Or les essais de Montaigne n’ont pas cette forme bien balancée, cette structure orientée, cette chute dans l’irréfutable. Plutôt, ils procèdent par le contraste et la revue, ce qui rend la marche de la pensée plus difficile, l’aboutissement plus déconcertant, mais aussi, dans cette déconcertation (voici un mot dont je doute de l’existence, mais non de la pertinence), mystérieusement satisfaisant. Le contraste prévient l’ordre logique, qui est moins le fait de la réalité que le cadre imposé, par notre esprit, à la réalité ; la revue, qui ne peut jamais être exhaustive, nous prévient par ailleurs de l’hallucinante complexité et réverbération de la réalité : et à la fin, nous ne saisissons pas une certitude conclusive, mais une impression conclusive. La différence entre ces deux phénomènes se trouve dans le chemin parcouru pour y arriver, et aussi dans les conséquences sur notre esprit, par la suite.
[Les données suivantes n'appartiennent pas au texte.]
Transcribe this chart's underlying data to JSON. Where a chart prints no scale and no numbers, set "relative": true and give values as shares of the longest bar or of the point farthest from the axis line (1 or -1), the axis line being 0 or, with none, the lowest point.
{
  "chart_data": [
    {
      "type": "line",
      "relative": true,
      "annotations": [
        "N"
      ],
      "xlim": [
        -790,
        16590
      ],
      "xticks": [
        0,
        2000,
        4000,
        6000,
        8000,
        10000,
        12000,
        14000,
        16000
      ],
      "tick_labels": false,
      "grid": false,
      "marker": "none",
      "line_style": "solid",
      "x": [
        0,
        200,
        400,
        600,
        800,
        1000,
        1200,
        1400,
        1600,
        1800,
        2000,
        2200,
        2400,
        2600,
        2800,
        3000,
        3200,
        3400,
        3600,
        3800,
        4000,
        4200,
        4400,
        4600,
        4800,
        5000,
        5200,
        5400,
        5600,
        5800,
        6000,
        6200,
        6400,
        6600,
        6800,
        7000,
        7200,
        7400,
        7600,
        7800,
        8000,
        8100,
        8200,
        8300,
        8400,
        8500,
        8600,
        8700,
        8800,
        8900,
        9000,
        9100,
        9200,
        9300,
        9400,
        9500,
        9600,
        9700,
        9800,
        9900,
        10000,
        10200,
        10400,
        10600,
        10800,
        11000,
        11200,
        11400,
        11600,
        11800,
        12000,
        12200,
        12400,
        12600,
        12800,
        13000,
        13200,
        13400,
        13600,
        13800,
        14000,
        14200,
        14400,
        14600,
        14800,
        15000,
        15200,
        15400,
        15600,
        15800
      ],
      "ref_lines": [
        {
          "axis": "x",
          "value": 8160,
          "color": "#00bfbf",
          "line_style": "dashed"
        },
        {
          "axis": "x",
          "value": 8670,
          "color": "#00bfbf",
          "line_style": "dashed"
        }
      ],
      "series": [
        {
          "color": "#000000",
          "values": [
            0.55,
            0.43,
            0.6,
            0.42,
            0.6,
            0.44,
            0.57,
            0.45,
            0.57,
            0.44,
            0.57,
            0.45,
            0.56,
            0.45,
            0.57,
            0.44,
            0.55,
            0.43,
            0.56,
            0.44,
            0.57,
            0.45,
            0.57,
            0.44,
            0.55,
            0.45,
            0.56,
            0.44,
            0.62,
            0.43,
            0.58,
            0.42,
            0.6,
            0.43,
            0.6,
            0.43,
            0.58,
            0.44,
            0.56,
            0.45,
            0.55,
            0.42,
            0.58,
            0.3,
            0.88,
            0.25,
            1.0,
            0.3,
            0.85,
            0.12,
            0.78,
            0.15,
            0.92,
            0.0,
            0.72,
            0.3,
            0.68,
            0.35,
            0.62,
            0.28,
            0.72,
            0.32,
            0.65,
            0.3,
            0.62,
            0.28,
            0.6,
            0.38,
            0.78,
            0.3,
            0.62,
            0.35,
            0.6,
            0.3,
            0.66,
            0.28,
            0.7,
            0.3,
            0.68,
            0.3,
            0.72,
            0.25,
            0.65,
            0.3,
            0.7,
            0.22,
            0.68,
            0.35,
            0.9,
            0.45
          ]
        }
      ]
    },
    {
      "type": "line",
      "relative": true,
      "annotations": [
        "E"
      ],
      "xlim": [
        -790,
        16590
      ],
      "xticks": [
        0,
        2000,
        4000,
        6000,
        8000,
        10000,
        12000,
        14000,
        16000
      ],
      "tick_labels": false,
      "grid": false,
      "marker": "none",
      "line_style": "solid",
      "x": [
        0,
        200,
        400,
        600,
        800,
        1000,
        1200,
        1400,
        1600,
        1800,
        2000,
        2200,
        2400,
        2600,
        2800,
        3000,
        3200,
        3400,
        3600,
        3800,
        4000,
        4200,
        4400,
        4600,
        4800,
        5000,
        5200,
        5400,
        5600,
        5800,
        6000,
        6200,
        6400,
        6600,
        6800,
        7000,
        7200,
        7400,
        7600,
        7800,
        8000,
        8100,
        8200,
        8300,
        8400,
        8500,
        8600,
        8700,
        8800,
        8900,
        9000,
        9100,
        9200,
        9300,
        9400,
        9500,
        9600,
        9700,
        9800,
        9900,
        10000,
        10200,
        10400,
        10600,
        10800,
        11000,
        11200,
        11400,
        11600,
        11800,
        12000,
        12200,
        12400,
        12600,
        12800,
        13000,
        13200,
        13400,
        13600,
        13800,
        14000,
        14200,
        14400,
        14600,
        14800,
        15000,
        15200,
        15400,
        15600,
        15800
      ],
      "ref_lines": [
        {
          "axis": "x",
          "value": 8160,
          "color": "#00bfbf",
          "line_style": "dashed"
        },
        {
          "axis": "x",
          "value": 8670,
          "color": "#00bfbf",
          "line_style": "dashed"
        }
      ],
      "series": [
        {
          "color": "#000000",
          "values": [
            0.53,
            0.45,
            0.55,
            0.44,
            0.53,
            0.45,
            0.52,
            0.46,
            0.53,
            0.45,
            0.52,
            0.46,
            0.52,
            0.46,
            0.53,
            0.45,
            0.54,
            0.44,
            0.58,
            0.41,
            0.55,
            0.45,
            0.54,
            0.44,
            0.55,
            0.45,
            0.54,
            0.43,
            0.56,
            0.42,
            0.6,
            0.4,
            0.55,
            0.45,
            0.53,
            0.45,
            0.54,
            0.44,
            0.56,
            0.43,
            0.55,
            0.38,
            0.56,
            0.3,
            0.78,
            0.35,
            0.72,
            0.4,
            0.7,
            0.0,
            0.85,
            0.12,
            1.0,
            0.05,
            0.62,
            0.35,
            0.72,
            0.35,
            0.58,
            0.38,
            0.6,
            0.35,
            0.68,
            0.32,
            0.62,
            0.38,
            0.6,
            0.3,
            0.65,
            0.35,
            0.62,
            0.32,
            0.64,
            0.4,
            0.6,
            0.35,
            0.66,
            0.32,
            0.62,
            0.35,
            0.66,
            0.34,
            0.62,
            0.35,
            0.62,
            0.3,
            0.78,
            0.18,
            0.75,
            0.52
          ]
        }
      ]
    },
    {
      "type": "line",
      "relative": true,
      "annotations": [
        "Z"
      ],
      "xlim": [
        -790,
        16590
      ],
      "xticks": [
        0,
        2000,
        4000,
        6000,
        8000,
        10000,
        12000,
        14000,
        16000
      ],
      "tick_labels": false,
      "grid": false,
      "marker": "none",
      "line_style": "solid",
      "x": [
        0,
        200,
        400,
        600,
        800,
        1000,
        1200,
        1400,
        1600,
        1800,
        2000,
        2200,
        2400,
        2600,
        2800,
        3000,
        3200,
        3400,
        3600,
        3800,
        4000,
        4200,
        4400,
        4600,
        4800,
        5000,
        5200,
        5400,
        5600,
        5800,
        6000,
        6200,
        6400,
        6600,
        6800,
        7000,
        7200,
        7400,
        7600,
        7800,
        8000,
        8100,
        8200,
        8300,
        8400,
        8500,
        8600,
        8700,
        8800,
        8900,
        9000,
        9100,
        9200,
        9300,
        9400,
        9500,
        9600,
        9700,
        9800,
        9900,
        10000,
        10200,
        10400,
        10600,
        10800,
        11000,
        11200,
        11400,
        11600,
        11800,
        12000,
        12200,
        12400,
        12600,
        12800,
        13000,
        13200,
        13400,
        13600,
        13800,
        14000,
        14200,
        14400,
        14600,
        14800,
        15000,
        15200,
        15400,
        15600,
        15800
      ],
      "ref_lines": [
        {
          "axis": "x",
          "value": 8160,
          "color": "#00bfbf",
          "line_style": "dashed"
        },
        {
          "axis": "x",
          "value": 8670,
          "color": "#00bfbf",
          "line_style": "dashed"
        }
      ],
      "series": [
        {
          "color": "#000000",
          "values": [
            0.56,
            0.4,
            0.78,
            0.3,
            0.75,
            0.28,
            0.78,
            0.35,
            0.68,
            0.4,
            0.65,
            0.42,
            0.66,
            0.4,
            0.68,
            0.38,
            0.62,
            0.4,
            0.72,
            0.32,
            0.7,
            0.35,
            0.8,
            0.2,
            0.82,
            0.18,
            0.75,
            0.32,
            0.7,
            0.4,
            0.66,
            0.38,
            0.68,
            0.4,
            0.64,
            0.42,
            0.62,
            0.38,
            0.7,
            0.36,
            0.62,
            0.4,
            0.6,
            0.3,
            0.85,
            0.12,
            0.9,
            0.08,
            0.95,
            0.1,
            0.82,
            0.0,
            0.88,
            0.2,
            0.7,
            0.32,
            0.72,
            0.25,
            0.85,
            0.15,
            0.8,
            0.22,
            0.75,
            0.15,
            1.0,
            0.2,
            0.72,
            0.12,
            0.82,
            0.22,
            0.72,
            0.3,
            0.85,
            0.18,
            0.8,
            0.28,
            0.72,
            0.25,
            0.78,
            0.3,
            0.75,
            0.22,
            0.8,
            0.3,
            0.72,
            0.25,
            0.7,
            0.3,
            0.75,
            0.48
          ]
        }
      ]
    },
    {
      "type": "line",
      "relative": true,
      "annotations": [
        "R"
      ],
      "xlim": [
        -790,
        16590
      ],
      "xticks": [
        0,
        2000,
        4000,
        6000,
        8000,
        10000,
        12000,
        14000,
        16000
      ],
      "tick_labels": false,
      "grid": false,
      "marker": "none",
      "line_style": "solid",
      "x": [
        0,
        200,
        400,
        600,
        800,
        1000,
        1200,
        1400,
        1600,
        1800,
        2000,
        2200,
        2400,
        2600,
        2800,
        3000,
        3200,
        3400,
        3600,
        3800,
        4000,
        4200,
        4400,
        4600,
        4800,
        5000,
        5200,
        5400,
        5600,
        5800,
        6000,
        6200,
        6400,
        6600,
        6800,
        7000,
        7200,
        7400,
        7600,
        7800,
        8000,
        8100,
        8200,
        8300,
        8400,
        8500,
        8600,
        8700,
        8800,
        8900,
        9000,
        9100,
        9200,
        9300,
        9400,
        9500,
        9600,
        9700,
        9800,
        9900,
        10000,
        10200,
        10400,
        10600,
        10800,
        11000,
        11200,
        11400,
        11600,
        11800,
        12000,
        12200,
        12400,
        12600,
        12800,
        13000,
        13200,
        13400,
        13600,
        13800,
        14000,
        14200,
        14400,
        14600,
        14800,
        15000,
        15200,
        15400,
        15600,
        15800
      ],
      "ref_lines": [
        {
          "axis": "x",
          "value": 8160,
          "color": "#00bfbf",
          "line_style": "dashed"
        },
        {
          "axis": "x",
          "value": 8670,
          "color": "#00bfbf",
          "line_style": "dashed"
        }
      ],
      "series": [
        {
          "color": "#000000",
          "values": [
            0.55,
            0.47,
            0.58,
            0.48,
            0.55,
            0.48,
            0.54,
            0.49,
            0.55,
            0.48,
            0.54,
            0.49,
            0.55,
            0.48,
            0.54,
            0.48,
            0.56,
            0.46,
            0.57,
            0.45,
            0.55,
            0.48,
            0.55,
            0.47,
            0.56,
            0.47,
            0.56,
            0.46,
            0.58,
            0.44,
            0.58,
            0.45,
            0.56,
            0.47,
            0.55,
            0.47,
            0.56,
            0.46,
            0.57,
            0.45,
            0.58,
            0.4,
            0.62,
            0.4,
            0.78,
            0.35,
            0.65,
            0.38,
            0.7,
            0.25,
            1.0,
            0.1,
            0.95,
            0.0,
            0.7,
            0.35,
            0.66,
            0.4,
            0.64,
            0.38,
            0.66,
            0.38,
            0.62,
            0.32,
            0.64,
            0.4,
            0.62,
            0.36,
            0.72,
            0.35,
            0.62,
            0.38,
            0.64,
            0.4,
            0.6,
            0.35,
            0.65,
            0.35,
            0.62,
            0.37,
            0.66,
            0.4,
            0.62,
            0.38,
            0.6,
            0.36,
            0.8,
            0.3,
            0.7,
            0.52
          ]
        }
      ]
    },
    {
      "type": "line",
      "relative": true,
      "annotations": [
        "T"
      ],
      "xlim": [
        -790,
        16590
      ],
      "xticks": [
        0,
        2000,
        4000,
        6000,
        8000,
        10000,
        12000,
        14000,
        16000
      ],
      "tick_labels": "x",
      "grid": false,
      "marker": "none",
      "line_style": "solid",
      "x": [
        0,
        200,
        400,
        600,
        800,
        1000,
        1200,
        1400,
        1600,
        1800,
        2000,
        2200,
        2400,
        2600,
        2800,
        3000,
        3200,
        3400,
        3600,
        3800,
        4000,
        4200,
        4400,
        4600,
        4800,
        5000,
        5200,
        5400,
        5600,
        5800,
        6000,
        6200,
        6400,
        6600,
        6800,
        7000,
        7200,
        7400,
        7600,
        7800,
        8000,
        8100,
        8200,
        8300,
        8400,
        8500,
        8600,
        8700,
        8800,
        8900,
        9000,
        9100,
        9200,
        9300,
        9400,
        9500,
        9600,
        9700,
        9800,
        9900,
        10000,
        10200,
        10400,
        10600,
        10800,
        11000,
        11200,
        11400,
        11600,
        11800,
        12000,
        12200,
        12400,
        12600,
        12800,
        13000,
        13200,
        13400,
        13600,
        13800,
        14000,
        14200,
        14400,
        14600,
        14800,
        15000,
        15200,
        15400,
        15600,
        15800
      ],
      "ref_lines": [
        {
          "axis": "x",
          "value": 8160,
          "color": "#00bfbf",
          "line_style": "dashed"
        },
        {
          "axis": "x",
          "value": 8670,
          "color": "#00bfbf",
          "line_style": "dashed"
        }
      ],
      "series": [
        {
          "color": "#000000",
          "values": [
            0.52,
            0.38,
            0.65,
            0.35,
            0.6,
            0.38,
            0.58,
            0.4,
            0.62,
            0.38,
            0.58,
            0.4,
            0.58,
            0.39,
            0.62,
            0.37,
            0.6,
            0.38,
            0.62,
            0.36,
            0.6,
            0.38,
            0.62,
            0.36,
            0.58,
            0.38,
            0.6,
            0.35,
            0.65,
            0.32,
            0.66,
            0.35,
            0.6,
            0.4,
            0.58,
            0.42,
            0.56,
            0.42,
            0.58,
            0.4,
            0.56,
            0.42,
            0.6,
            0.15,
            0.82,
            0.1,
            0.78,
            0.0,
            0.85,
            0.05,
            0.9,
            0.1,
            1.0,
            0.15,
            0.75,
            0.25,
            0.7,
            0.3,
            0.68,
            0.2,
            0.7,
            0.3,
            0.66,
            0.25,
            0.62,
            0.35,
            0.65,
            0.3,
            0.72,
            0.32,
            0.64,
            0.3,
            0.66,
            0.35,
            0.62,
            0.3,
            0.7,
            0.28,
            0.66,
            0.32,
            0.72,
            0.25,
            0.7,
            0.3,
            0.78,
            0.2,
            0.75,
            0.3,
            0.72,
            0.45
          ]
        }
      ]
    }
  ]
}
On arrive à la certitude par retranchement de l’erreur – comme le dit bien le titre d’un ouvrage si voisin du Discours de la méthode, la Délivrance de l’erreur de Al-Ghazali. Et la certitude une fois acquise commande à notre esprit de penser d’une certaine façon, elle est décisoire, comme une sentence de cour souveraine rendue au tribunal de la pensée. C’est ainsi que naissent les dogmes, et c’est ainsi que notre esprit peut atteindre l’état reposant de la machine, orienté enfin sur une voie sans retour ni bifurcation. La certitude, d’ailleurs, nous détache d’abord des impressions premières, magma vague d’intuitions et de sensations dont toutes les visions ne sont pas inexactes, mais qui sont pratiquement toutes incertaines et mouvantes. Le chemin que propose Montaigne n’est pas de nous détacher des impressions, mais de les mettre véritablement en rapport avec le désordre du réel, à travers donc cet examen conduit par la traversée du contraste et une revue générale des phénomènes. Nos impressions, qui flottaient mollement au dessus du monde comme des nuages fugaces, prêts à se fondre dans la prochaine impression ou à se vaporiser dans le vide de l’inattention, soudain se trouvent substantialisées, ancrées dans le relief incoercible des faits et des choses. On ne finit pas un essai de Montaigne avec une certitude, mais avec une stupéfaction, et ce qui s’ensuit n’est pas la digestion rapide du vrai, mais la rumination sans fin du réel.     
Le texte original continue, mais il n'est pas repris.